# Motor DC (cricos) para banda transportadora



## dvguerrero (Nov 26, 2010)

Hola a todos.

Estoy trabajando en una minibanda transportadora, de 2 tambores, uno de los cuales se hace girar con un motor de corriente directa (el motor es de 13 V. y una corriente maxima de 3 A.) . . . el motor es de los llamados "cricos", el motor es accionado con una fuente de poder DC

Mi duda es la siguiente: necesito medir los valores del torque y eficiencia del motor.

Por mi curso basico de electromagnetismo, se que el torque es igual a una fuerza multiplicada por una velocidad . . . . pero no se cual es la fuerza y la unica velocidad que he podido medir es la velocidad angular.

Saludos . .


----------



## antiworldx (Nov 26, 2010)

Ok, no se si envien esto a moderación, por que la verdad me da flojer buscar algo similar (era tu trabajo). 
Estás dando poca informacion y la pregunta es ambigua.
A lo que entiendo, quieres conocer el torque de un motor. Para ello se sigue la formula basica del torque que es:
T=I*a
donde T = torque I = inercia a = aceleración (en tu caso angular).

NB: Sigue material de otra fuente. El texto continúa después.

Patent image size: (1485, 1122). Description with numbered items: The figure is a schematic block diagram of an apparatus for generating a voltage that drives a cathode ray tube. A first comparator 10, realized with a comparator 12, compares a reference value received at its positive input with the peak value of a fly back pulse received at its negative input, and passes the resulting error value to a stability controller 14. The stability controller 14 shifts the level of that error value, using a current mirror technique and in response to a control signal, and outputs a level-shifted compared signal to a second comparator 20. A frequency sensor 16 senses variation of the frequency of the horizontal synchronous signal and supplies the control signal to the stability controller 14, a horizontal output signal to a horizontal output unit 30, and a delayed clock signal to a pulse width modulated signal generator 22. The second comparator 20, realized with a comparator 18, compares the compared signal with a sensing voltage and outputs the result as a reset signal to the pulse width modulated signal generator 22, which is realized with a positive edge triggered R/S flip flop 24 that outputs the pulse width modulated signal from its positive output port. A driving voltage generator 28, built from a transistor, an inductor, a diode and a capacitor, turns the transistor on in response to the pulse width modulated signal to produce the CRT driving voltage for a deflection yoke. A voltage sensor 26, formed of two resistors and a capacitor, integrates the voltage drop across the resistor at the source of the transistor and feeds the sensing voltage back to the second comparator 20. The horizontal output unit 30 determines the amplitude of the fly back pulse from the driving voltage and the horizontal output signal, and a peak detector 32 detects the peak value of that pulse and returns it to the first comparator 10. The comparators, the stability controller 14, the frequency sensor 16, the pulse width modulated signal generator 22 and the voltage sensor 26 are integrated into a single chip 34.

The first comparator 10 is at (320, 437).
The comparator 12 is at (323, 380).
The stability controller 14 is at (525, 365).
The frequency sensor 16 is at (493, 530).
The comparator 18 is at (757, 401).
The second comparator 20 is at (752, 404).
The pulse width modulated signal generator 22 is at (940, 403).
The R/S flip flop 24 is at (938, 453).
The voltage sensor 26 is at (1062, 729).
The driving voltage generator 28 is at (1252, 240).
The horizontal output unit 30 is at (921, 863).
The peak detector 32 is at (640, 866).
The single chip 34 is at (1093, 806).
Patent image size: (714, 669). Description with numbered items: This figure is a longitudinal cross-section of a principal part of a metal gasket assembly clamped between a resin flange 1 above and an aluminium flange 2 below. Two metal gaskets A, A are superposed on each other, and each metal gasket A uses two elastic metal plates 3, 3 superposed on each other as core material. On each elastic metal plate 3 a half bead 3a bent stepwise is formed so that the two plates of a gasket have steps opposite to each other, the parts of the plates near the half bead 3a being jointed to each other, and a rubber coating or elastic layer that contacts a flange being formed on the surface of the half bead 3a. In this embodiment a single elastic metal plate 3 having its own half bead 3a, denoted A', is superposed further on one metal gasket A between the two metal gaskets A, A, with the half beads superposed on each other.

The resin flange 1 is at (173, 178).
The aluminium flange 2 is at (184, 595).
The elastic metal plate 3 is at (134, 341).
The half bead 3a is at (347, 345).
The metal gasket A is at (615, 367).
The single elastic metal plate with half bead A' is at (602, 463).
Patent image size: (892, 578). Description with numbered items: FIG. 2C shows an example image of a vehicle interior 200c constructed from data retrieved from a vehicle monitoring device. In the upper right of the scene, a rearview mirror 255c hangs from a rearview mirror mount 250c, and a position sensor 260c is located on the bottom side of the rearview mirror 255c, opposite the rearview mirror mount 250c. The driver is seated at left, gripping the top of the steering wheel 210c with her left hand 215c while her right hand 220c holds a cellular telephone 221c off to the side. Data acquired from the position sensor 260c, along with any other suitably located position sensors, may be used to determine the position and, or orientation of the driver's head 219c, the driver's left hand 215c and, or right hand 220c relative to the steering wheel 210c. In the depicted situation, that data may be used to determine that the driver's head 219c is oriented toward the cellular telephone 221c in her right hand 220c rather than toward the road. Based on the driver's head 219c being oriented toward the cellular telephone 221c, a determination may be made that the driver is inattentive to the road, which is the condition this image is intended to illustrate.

Tienes la velociad angular, si puedes medir la velocidad en el tiempo puedes medir la aceleración. Si conoces el peso de el objeto de prueba y el radio de la polea impulsora, ya puedes medir la el torque.
Te seguire explicando si no es enviado a moderacion el tema. Si es enviado, te adelanto que no habra respuesta.


----------